In a recent earnings report, Verizon Communications stated a loss of slightly over $2 billion in fourth quarter 2011. According to the cellular giant, the loss was primarily due to both one-time charges of $3.4 billion for severance, pension and benefits, and increased subsidy costs for iPhone sales.
However, Verizon's wireless division reported a revenue surge, with more than half of its smartphone sales being iPhones.
In an interview with CNN Money, Verizon CFO Fran Shammo said Verizon had anticipated the Apple business deal to be a losing effort until 2015. He further assured investors that Verizon’s profit margins are on the rise, and he anticipates them to continue to grow as existing customers upgrade to the new 4G LTE network.
Additionally, should Verizon choose to increase its rates in the same manner as rival AT&T, profit could increase, particularly in the data consumption area.
According to Shammo: “We had a strong finish to a very solid year in 2011. We have transformed ourselves into a company well positioned for the growth markets of the future.”
Apple: Smartphone Profit Leader
Holiday sales records show Verizon wireless was up 13%, amounting to $18.3 billion in revenue.

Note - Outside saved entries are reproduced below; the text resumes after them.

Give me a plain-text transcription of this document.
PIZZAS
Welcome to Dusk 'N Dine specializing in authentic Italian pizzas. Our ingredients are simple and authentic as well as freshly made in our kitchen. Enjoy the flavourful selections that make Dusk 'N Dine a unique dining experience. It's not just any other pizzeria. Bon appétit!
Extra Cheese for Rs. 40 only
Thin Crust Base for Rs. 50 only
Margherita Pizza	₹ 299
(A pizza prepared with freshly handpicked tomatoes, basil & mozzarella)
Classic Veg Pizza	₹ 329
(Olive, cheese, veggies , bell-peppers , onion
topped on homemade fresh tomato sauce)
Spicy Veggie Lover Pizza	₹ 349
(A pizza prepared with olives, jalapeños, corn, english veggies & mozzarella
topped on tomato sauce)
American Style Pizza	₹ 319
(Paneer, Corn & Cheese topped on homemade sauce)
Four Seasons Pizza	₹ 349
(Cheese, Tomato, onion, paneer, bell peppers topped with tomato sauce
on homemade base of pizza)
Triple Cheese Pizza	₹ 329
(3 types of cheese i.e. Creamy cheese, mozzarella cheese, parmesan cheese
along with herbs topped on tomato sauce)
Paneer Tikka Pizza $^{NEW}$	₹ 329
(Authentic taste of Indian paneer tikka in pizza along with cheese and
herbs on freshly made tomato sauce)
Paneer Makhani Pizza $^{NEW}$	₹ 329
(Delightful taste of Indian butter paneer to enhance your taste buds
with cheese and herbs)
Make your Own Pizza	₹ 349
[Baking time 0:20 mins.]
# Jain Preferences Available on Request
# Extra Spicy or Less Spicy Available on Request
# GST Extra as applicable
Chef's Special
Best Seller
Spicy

Far ahead, Apple reported another quarter of record earnings and sales of more than $46 billion, totaling 37 million iPhones, 15 million iPads and 5 million Macs – for profit of over $13 billion.
Contributing to Apple’s success is its ability to attract new customers away from competitors. According to a study recently released by Consumer Intelligence Research Partners (CIRP), 36% of iPhone users indicated that they switched from an Android, BlackBerry or Palm device.
The study also found that many existing Apple customers begin with a more basic device, such as an iPod or iPhone, and then upgrade as well as add additional devices like Apple TV, AirPort or Time Capsule.
Key Statistics - Global Mobile Market (source: International Telecommunication Union)
- In 2009 and 2010, there were 4.7 billion and 5.4 billion mobile subscribers respectively; there were 6 billion subscribers by the end of 2011, which is the equivalent of 87% of the world’s population.
- At the end of 2011, there were 4.5 billion mobile subscriptions in the developing world, for 76% of global subscriptions.
- In 2010, China and India collectively added 300 million new mobile subscriptions – totaling more than all US mobile subscribers combined.